Great job. Thanks for sharing your report.


----------



## jwfishn (Jul 8, 2009)

thanks for your report. pier and surf is number one.


----------



## Mt2sea (Apr 19, 2014)

+1. P&S is a fantastic resource. We're very fortunate that the NC board is as active as it is--I recently relocated to Louisiana and it's extremely hard to find reports/general info on the surf fishing situation down here (including the gulf P&S board... a thread I started asking for basic info went months without being responded to). Thank you, everyone, for so willingly sharing your knowledge and experience.


----------



## DANtheJDMan (Aug 29, 2012)

Drumdum said:


> NICE JOB!! Great report,and glad you learned techniques from here,but YOU did the job,pretty work...
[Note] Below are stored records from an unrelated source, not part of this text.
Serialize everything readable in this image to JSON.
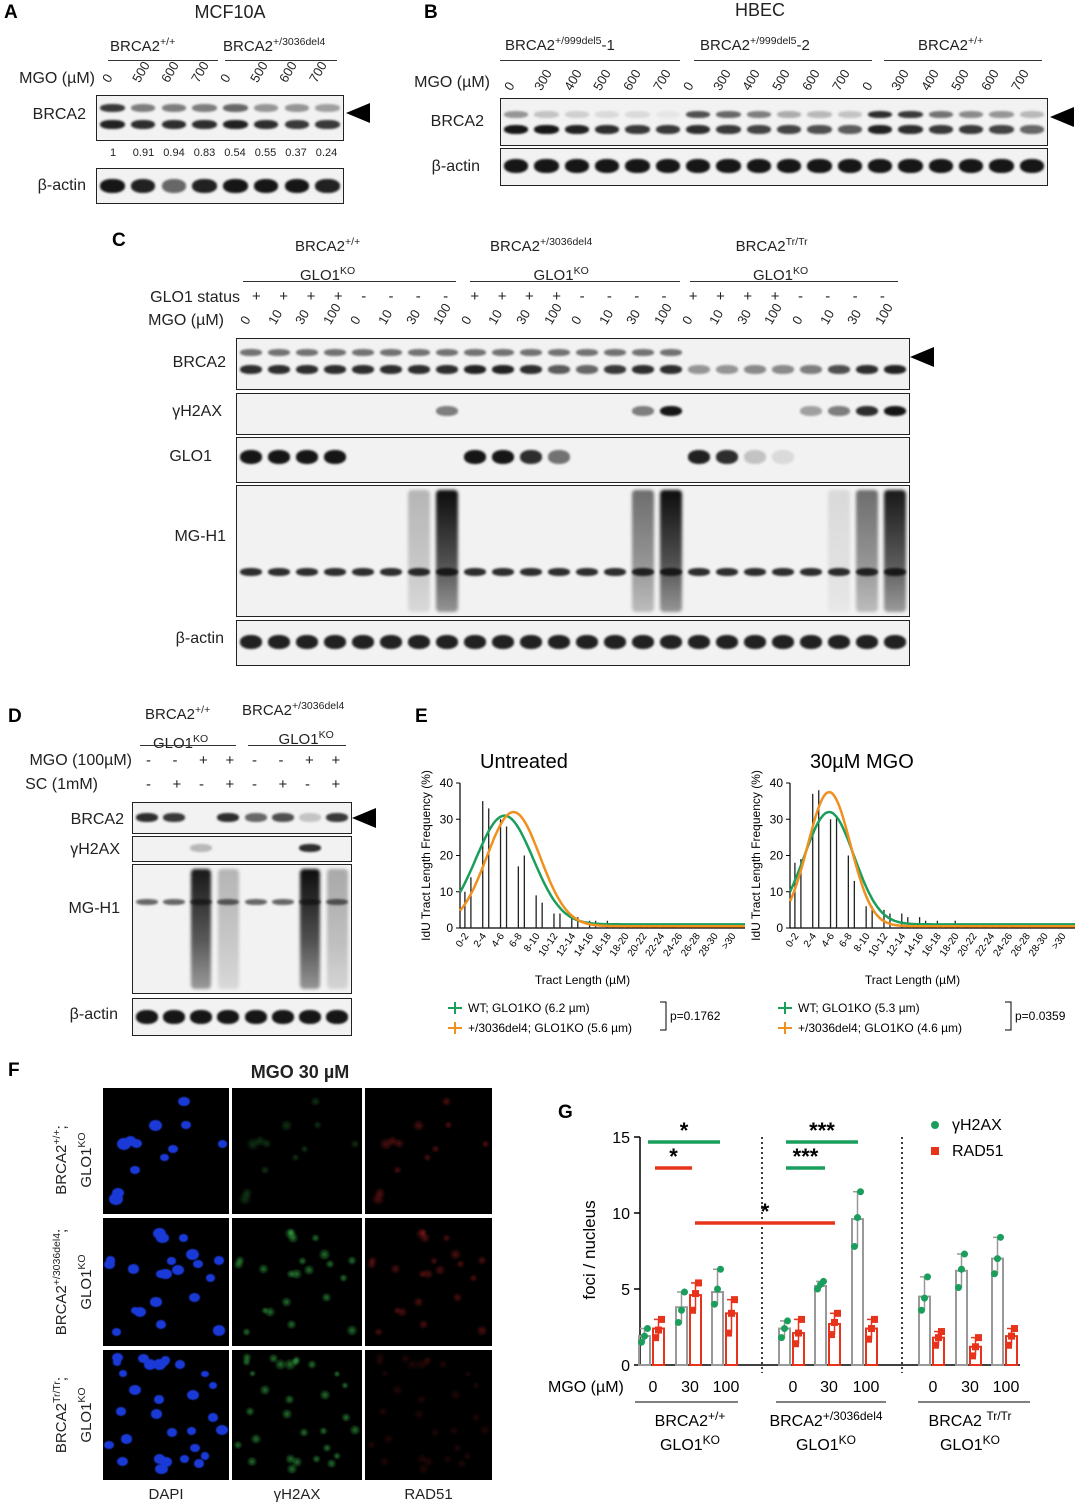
{
  "panelA": {
    "label": "A",
    "title": "MCF10A",
    "groups": [
      "BRCA2+/+",
      "BRCA2+/3036del4"
    ],
    "mgo_label": "MGO (µM)",
    "lanes": [
      "0",
      "500",
      "600",
      "700",
      "0",
      "500",
      "600",
      "700"
    ],
    "rows": [
      "BRCA2",
      "β-actin"
    ],
    "quant": [
      "1",
      "0.91",
      "0.94",
      "0.83",
      "0.54",
      "0.55",
      "0.37",
      "0.24"
    ]
  },
  "panelB": {
    "label": "B",
    "title": "HBEC",
    "groups": [
      "BRCA2+/999del5-1",
      "BRCA2+/999del5-2",
      "BRCA2+/+"
    ],
    "mgo_label": "MGO (µM)",
    "lanes": [
      "0",
      "300",
      "400",
      "500",
      "600",
      "700",
      "0",
      "300",
      "400",
      "500",
      "600",
      "700",
      "0",
      "300",
      "400",
      "500",
      "600",
      "700"
    ],
    "rows": [
      "BRCA2",
      "β-actin"
    ]
  },
  "panelC": {
    "label": "C",
    "groups": [
      "BRCA2+/+ GLO1KO",
      "BRCA2+/3036del4 GLO1KO",
      "BRCA2Tr/Tr GLO1KO"
    ],
    "status_label": "GLO1 status",
    "status": [
      "+",
      "+",
      "+",
      "+",
      "-",
      "-",
      "-",
      "-",
      "+",
      "+",
      "+",
      "+",
      "-",
      "-",
      "-",
      "-",
      "+",
      "+",
      "+",
      "+",
      "-",
      "-",
      "-",
      "-"
    ],
    "mgo_label": "MGO (µM)",
    "lanes": [
      "0",
      "10",
      "30",
      "100",
      "0",
      "10",
      "30",
      "100",
      "0",
      "10",
      "30",
      "100",
      "0",
      "10",
      "30",
      "100",
      "0",
      "10",
      "30",
      "100",
      "0",
      "10",
      "30",
      "100"
    ],
    "rows": [
      "BRCA2",
      "γH2AX",
      "GLO1",
      "MG-H1",
      "β-actin"
    ]
  },
  "panelD": {
    "label": "D",
    "groups": [
      "BRCA2+/+ GLO1KO",
      "BRCA2+/3036del4 GLO1KO"
    ],
    "mgo_label": "MGO (100µM)",
    "mgo": [
      "-",
      "-",
      "+",
      "+",
      "-",
      "-",
      "+",
      "+"
    ],
    "sc_label": "SC (1mM)",
    "sc": [
      "-",
      "+",
      "-",
      "+",
      "-",
      "+",
      "-",
      "+"
    ],
    "rows": [
      "BRCA2",
      "γH2AX",
      "MG-H1",
      "β-actin"
    ]
  },
  "panelE": {
    "label": "E",
    "ylabel": "IdU Tract Length Frequency (%)",
    "xlabel": "Tract Length (µM)",
    "plots": [
      {
        "title": "Untreated",
        "legend": [
          "WT; GLO1KO (6.2 µm)",
          "+/3036del4; GLO1KO (5.6 µm)"
        ],
        "p": "p=0.1762"
      },
      {
        "title": "30µM MGO",
        "legend": [
          "WT; GLO1KO (5.3 µm)",
          "+/3036del4; GLO1KO (4.6 µm)"
        ],
        "p": "p=0.0359"
      }
    ],
    "colors": {
      "wt": "#1a9e5c",
      "mut": "#f0901e"
    }
  },
  "panelF": {
    "label": "F",
    "title": "MGO 30 µM",
    "rows": [
      "BRCA2+/+; GLO1KO",
      "BRCA2+/3036del4; GLO1KO",
      "BRCA2Tr/Tr; GLO1KO"
    ],
    "cols": [
      "DAPI",
      "γH2AX",
      "RAD51"
    ]
  },
  "panelG": {
    "label": "G",
    "ylabel": "foci / nucleus",
    "mgo_label": "MGO (µM)",
    "legend": [
      "γH2AX",
      "RAD51"
    ],
    "groups": [
      "BRCA2+/+ GLO1KO",
      "BRCA2+/3036del4 GLO1KO",
      "BRCA2Tr/Tr GLO1KO"
    ],
    "stars": [
      "*",
      "*",
      "***",
      "***",
      "*"
    ],
    "colors": {
      "gh2ax": "#1a9e5c",
      "rad51": "#e8331c"
    }
  },
  "chart_data": [
    {
      "type": "bar",
      "title": "Untreated",
      "categories": [
        "0-2",
        "2-4",
        "4-6",
        "6-8",
        "8-10",
        "10-12",
        "12-14",
        "14-16",
        "16-18",
        "18-20",
        "20-22",
        "22-24",
        "24-26",
        "26-28",
        "28-30",
        ">30"
      ],
      "series": [
        {
          "name": "WT; GLO1KO (6.2 µm)",
          "values": [
            10,
            35,
            30,
            17,
            9,
            4,
            3,
            2,
            2,
            1,
            1,
            1,
            1,
            0,
            0,
            0
          ]
        },
        {
          "name": "+/3036del4; GLO1KO (5.6 µm)",
          "values": [
            14,
            33,
            28,
            20,
            7,
            4,
            3,
            2,
            1,
            1,
            1,
            0,
            0,
            0,
            0,
            0
          ]
        }
      ],
      "xlabel": "Tract Length (µM)",
      "ylabel": "IdU Tract Length Frequency (%)",
      "ylim": [
        0,
        40
      ]
    },
    {
      "type": "bar",
      "title": "30µM MGO",
      "categories": [
        "0-2",
        "2-4",
        "4-6",
        "6-8",
        "8-10",
        "10-12",
        "12-14",
        "14-16",
        "16-18",
        "18-20",
        "20-22",
        "22-24",
        "24-26",
        "26-28",
        "28-30",
        ">30"
      ],
      "series": [
        {
          "name": "WT; GLO1KO (5.3 µm)",
          "values": [
            18,
            37,
            30,
            20,
            6,
            5,
            4,
            3,
            2,
            2,
            1,
            1,
            1,
            1,
            0,
            0
          ]
        },
        {
          "name": "+/3036del4; GLO1KO (4.6 µm)",
          "values": [
            19,
            38,
            31,
            13,
            6,
            4,
            3,
            2,
            1,
            1,
            1,
            1,
            0,
            0,
            0,
            0
          ]
        }
      ],
      "xlabel": "Tract Length (µM)",
      "ylabel": "IdU Tract Length Frequency (%)",
      "ylim": [
        0,
        40
      ]
    },
    {
      "type": "bar",
      "categories": [
        "0",
        "30",
        "100",
        "0",
        "30",
        "100",
        "0",
        "30",
        "100"
      ],
      "series": [
        {
          "name": "γH2AX",
          "values": [
            1.9,
            3.8,
            4.8,
            2.4,
            5.2,
            9.6,
            4.5,
            6.2,
            7.0
          ],
          "points": [
            [
              1.5,
              1.9,
              2.4
            ],
            [
              2.8,
              3.6,
              4.8
            ],
            [
              4.0,
              5.0,
              6.3
            ],
            [
              1.8,
              2.4,
              2.9
            ],
            [
              5.0,
              5.3,
              5.5
            ],
            [
              7.8,
              9.7,
              11.4
            ],
            [
              3.6,
              4.4,
              5.8
            ],
            [
              5.1,
              6.3,
              7.3
            ],
            [
              6.0,
              7.0,
              8.4
            ]
          ]
        },
        {
          "name": "RAD51",
          "values": [
            2.4,
            4.6,
            3.4,
            2.1,
            2.7,
            2.4,
            1.8,
            1.2,
            1.9
          ],
          "points": [
            [
              1.8,
              2.3,
              3.0
            ],
            [
              3.6,
              4.7,
              5.4
            ],
            [
              2.1,
              3.4,
              4.3
            ],
            [
              1.4,
              2.1,
              3.0
            ],
            [
              2.0,
              2.8,
              3.4
            ],
            [
              1.7,
              2.4,
              3.0
            ],
            [
              1.3,
              1.8,
              2.2
            ],
            [
              0.6,
              1.2,
              1.8
            ],
            [
              1.3,
              1.9,
              2.4
            ]
          ]
        }
      ],
      "ylabel": "foci / nucleus",
      "ylim": [
        0,
        15
      ]
    }
  ]
}
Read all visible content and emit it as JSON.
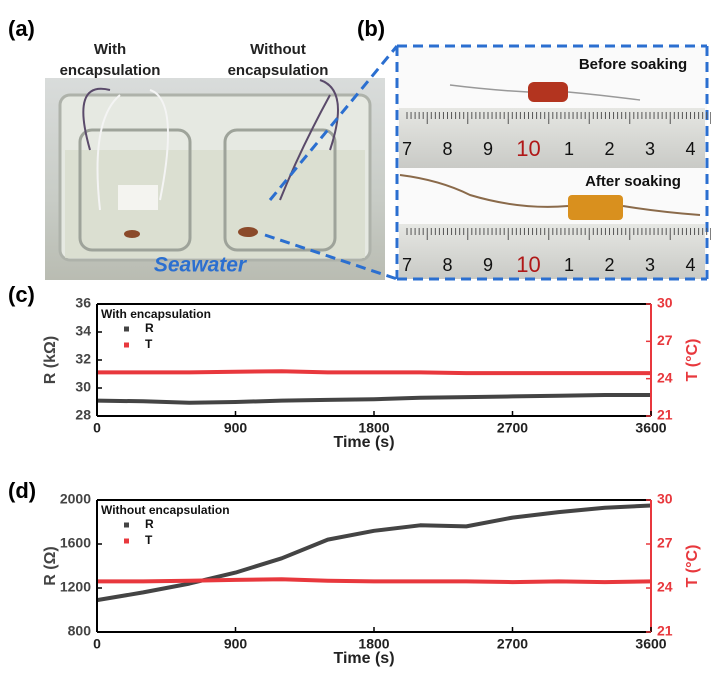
{
  "photo_a": {
    "label": "(a)",
    "caption_left": [
      "With",
      "encapsulation"
    ],
    "caption_right": [
      "Without",
      "encapsulation"
    ],
    "liquid": "Seawater"
  },
  "photo_b": {
    "label": "(b)",
    "top": "Before soaking",
    "bottom": "After soaking",
    "ruler_labels": [
      "7",
      "8",
      "9",
      "10",
      "1",
      "2",
      "3",
      "4"
    ]
  },
  "chart_data": [
    {
      "type": "line",
      "panel": "(c)",
      "legend_title": "With encapsulation",
      "x": [
        0,
        300,
        600,
        900,
        1200,
        1500,
        1800,
        2100,
        2400,
        2700,
        3000,
        3300,
        3600
      ],
      "series": [
        {
          "name": "R",
          "color": "#444444",
          "axis": "y",
          "values": [
            29.1,
            29.05,
            28.95,
            29.0,
            29.1,
            29.15,
            29.2,
            29.3,
            29.35,
            29.4,
            29.45,
            29.5,
            29.5
          ]
        },
        {
          "name": "T",
          "color": "#e8383d",
          "axis": "y2",
          "values": [
            24.5,
            24.5,
            24.5,
            24.55,
            24.6,
            24.5,
            24.5,
            24.5,
            24.45,
            24.45,
            24.45,
            24.45,
            24.45
          ]
        }
      ],
      "xlabel": "Time (s)",
      "ylabel": "R (kΩ)",
      "y2label": "T (°C)",
      "xlim": [
        0,
        3600
      ],
      "xticks": [
        0,
        900,
        1800,
        2700,
        3600
      ],
      "ylim": [
        28,
        36
      ],
      "yticks": [
        28,
        30,
        32,
        34,
        36
      ],
      "y2lim": [
        21,
        30
      ],
      "y2ticks": [
        21,
        24,
        27,
        30
      ]
    },
    {
      "type": "line",
      "panel": "(d)",
      "legend_title": "Without encapsulation",
      "x": [
        0,
        300,
        600,
        900,
        1200,
        1500,
        1800,
        2100,
        2400,
        2700,
        3000,
        3300,
        3600
      ],
      "series": [
        {
          "name": "R",
          "color": "#444444",
          "axis": "y",
          "values": [
            1090,
            1160,
            1240,
            1340,
            1470,
            1640,
            1720,
            1770,
            1760,
            1840,
            1890,
            1930,
            1950
          ]
        },
        {
          "name": "T",
          "color": "#e8383d",
          "axis": "y2",
          "values": [
            24.45,
            24.45,
            24.5,
            24.55,
            24.6,
            24.5,
            24.45,
            24.45,
            24.45,
            24.4,
            24.45,
            24.4,
            24.45
          ]
        }
      ],
      "xlabel": "Time (s)",
      "ylabel": "R (Ω)",
      "y2label": "T (°C)",
      "xlim": [
        0,
        3600
      ],
      "xticks": [
        0,
        900,
        1800,
        2700,
        3600
      ],
      "ylim": [
        800,
        2000
      ],
      "yticks": [
        800,
        1200,
        1600,
        2000
      ],
      "y2lim": [
        21,
        30
      ],
      "y2ticks": [
        21,
        24,
        27,
        30
      ]
    }
  ]
}
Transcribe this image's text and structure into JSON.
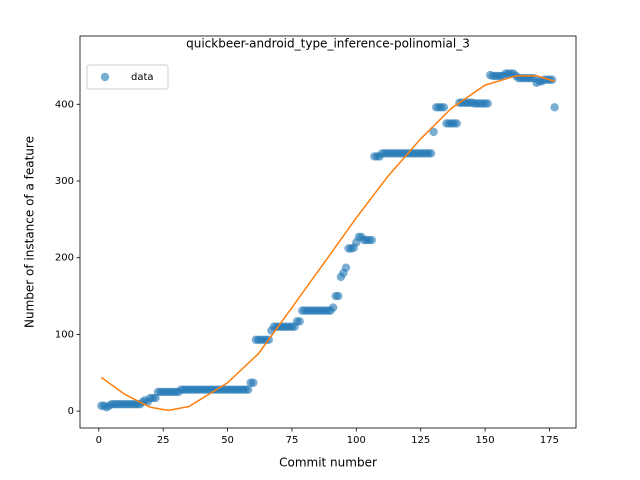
{
  "chart_data": {
    "type": "scatter",
    "title": "quickbeer-android_type_inference-polinomial_3",
    "xlabel": "Commit number",
    "ylabel": "Number of instance of a feature",
    "xlim": [
      -7.3,
      185.3
    ],
    "ylim": [
      -22,
      489
    ],
    "xticks": [
      0,
      25,
      50,
      75,
      100,
      125,
      150,
      175
    ],
    "yticks": [
      0,
      100,
      200,
      300,
      400
    ],
    "legend": "upper left",
    "series": [
      {
        "name": "data",
        "color": "#1f77b4",
        "type": "scatter",
        "x": [
          1,
          2,
          3,
          4,
          5,
          6,
          7,
          8,
          9,
          10,
          11,
          12,
          13,
          14,
          15,
          16,
          17,
          18,
          19,
          20,
          21,
          22,
          23,
          24,
          25,
          26,
          27,
          28,
          29,
          30,
          31,
          32,
          33,
          34,
          35,
          36,
          37,
          38,
          39,
          40,
          41,
          42,
          43,
          44,
          45,
          46,
          47,
          48,
          49,
          50,
          51,
          52,
          53,
          54,
          55,
          56,
          57,
          58,
          59,
          60,
          61,
          62,
          63,
          64,
          65,
          66,
          67,
          68,
          69,
          70,
          71,
          72,
          73,
          74,
          75,
          76,
          77,
          78,
          79,
          80,
          81,
          82,
          83,
          84,
          85,
          86,
          87,
          88,
          89,
          90,
          91,
          92,
          93,
          94,
          95,
          96,
          97,
          98,
          99,
          100,
          101,
          102,
          103,
          104,
          105,
          106,
          107,
          108,
          109,
          110,
          111,
          112,
          113,
          114,
          115,
          116,
          117,
          118,
          119,
          120,
          121,
          122,
          123,
          124,
          125,
          126,
          127,
          128,
          129,
          130,
          131,
          132,
          133,
          134,
          135,
          136,
          137,
          138,
          139,
          140,
          141,
          142,
          143,
          144,
          145,
          146,
          147,
          148,
          149,
          150,
          151,
          152,
          153,
          154,
          155,
          156,
          157,
          158,
          159,
          160,
          161,
          162,
          163,
          164,
          165,
          166,
          167,
          168,
          169,
          170,
          171,
          172,
          173,
          174,
          175,
          176,
          177
        ],
        "values": [
          7,
          7,
          5,
          7,
          9,
          9,
          9,
          9,
          9,
          9,
          9,
          9,
          9,
          9,
          9,
          9,
          12,
          14,
          12,
          17,
          17,
          17,
          25,
          25,
          25,
          25,
          25,
          25,
          25,
          25,
          25,
          28,
          28,
          28,
          28,
          28,
          28,
          28,
          28,
          28,
          28,
          28,
          28,
          28,
          28,
          28,
          28,
          28,
          28,
          28,
          28,
          28,
          28,
          28,
          28,
          28,
          28,
          28,
          37,
          37,
          93,
          93,
          93,
          93,
          93,
          93,
          105,
          110,
          110,
          110,
          110,
          110,
          110,
          110,
          110,
          110,
          117,
          117,
          131,
          131,
          131,
          131,
          131,
          131,
          131,
          131,
          131,
          131,
          131,
          131,
          135,
          150,
          150,
          175,
          180,
          187,
          212,
          212,
          213,
          220,
          227,
          227,
          223,
          223,
          223,
          223,
          332,
          332,
          332,
          336,
          336,
          336,
          336,
          336,
          336,
          336,
          336,
          336,
          336,
          336,
          336,
          336,
          336,
          336,
          336,
          336,
          336,
          336,
          336,
          364,
          396,
          396,
          396,
          396,
          375,
          375,
          375,
          375,
          375,
          402,
          402,
          402,
          402,
          402,
          402,
          401,
          401,
          401,
          401,
          401,
          401,
          438,
          437,
          437,
          437,
          437,
          437,
          440,
          440,
          440,
          440,
          437,
          434,
          434,
          434,
          434,
          434,
          434,
          434,
          428,
          430,
          430,
          432,
          432,
          432,
          432,
          396
        ]
      },
      {
        "color": "#ff7f0e",
        "type": "line",
        "x": [
          1,
          10,
          20,
          27,
          35,
          50,
          62,
          75,
          90,
          100,
          112,
          125,
          137,
          150,
          162,
          170,
          177
        ],
        "values": [
          44,
          22,
          5,
          1,
          6,
          37,
          75,
          135,
          205,
          252,
          305,
          355,
          395,
          425,
          437,
          437,
          430
        ]
      }
    ]
  }
}
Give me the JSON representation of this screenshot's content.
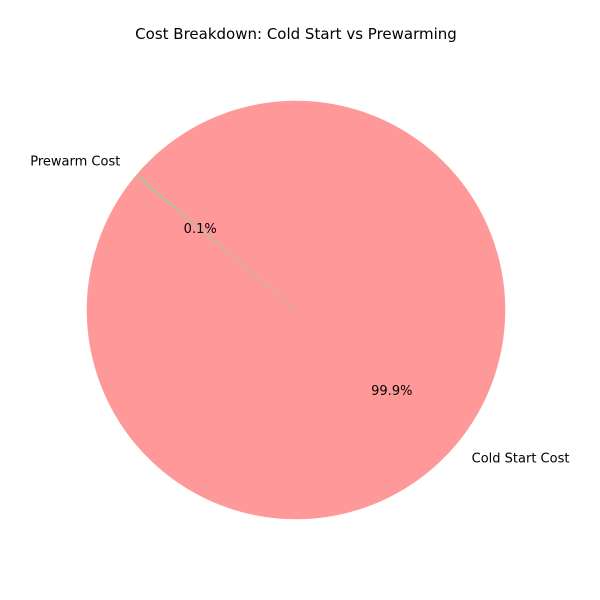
{
  "chart_data": {
    "type": "pie",
    "title": "Cost Breakdown: Cold Start vs Prewarming",
    "slices": [
      {
        "label": "Cold Start Cost",
        "pct_label": "99.9%",
        "value": 99.9,
        "color": "#ff9999"
      },
      {
        "label": "Prewarm Cost",
        "pct_label": "0.1%",
        "value": 0.1,
        "color": "#99cc99"
      }
    ],
    "start_angle_deg": 140,
    "direction": "counterclockwise"
  }
}
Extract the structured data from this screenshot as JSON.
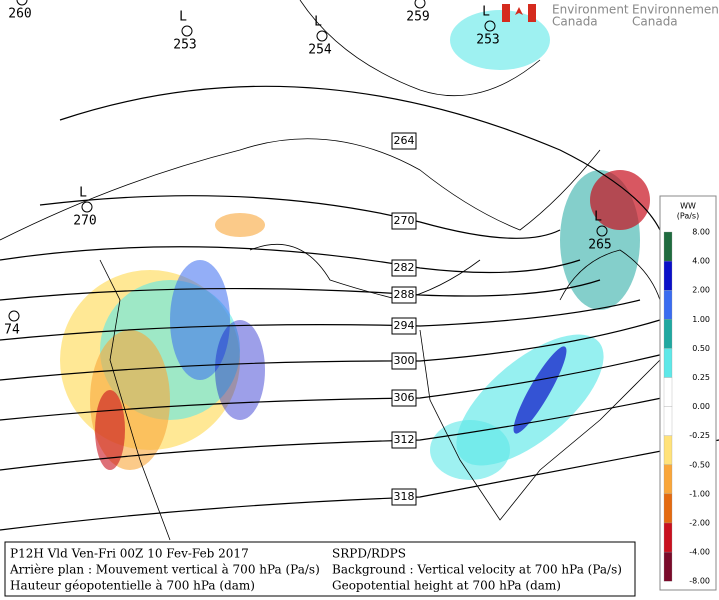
{
  "logo": {
    "en": [
      "Environment",
      "Canada"
    ],
    "fr": [
      "Environnement",
      "Canada"
    ]
  },
  "contour_labels": [
    "264",
    "270",
    "282",
    "288",
    "294",
    "300",
    "306",
    "312",
    "318"
  ],
  "lows": [
    {
      "symbol": null,
      "value": "260"
    },
    {
      "symbol": "L",
      "value": "253"
    },
    {
      "symbol": "L",
      "value": "254"
    },
    {
      "symbol": null,
      "value": "259"
    },
    {
      "symbol": "L",
      "value": "253"
    },
    {
      "symbol": "L",
      "value": "270"
    },
    {
      "symbol": null,
      "value": "74"
    },
    {
      "symbol": "L",
      "value": "265"
    }
  ],
  "legend": {
    "title": "WW",
    "units": "(Pa/s)",
    "labels": [
      "8.00",
      "4.00",
      "2.00",
      "1.00",
      "0.50",
      "0.25",
      "0.00",
      "-0.25",
      "-0.50",
      "-1.00",
      "-2.00",
      "-4.00",
      "-8.00"
    ],
    "colors": [
      "#1f6b3f",
      "#0a10c8",
      "#3a6cf0",
      "#1fa8a0",
      "#5ee8e8",
      "#ffffff",
      "#ffffff",
      "#ffe27a",
      "#f9a63a",
      "#e46a10",
      "#c8101e",
      "#7a0a2a"
    ]
  },
  "info": {
    "left": [
      "P12H Vld Ven-Fri 00Z 10 Fev-Feb 2017",
      "Arrière plan : Mouvement vertical à 700 hPa (Pa/s)",
      "Hauteur géopotentielle à 700 hPa (dam)"
    ],
    "right": [
      "SRPD/RDPS",
      "Background : Vertical velocity at 700 hPa (Pa/s)",
      "Geopotential height at 700 hPa (dam)"
    ]
  }
}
My wife and I did not get to meet you in person when we stayed at your place in August. We did get to meet your wife Jody and Tater. We met Garboman and the red headed fella at Rodanthe.

We will be back to get in on some of that NC drum run next year. I didn't even get a chance to use my 40-405 down in TX. I need to bow up on a big drum with that rod.

We will be back to NC again and see you then Drumdum.


----------



## fishnchevy (Apr 2, 2011)

Sweet catch... Now that you broke the ice, you just have to pass it on.


----------



## Drumdum (Jan 6, 2003)

DANtheJDMan said:


> My wife and I did not get to meet you in person when we stayed at your place in August. We did get to meet your wife Jody and Tater. We met Garboman and the red headed fella at Rodanthe.
> 
> We will be back to get in on some of that NC drum run next year. I didn't even get a chance to use my 40-405 down in TX. I need to bow up on a big drum with that rod.
> 
> We will be back to NC again and see you then Drumdum.


 Looking forward to it...


----------



## DrumBum (Apr 25, 2013)

Awesome post! Congratulations on the fine catch.


----------



## Papa-T (Sep 5, 2011)

Congrats. The first red is always one to remember. And it never gets old. Good for you. Congrats again.


----------



## tjbjornsen (Oct 31, 2009)

Outstanding!


----------



## bronzbck1 (Jun 13, 2007)

Great job


----------



## River (Sep 30, 2006)

Great post DantheJDMan ....... Lookin forward to more of those posts in the future ..... River


----------



## JamesRiverVa (Apr 24, 2012)

Congratulations, those are a couple of really nice fish.


----------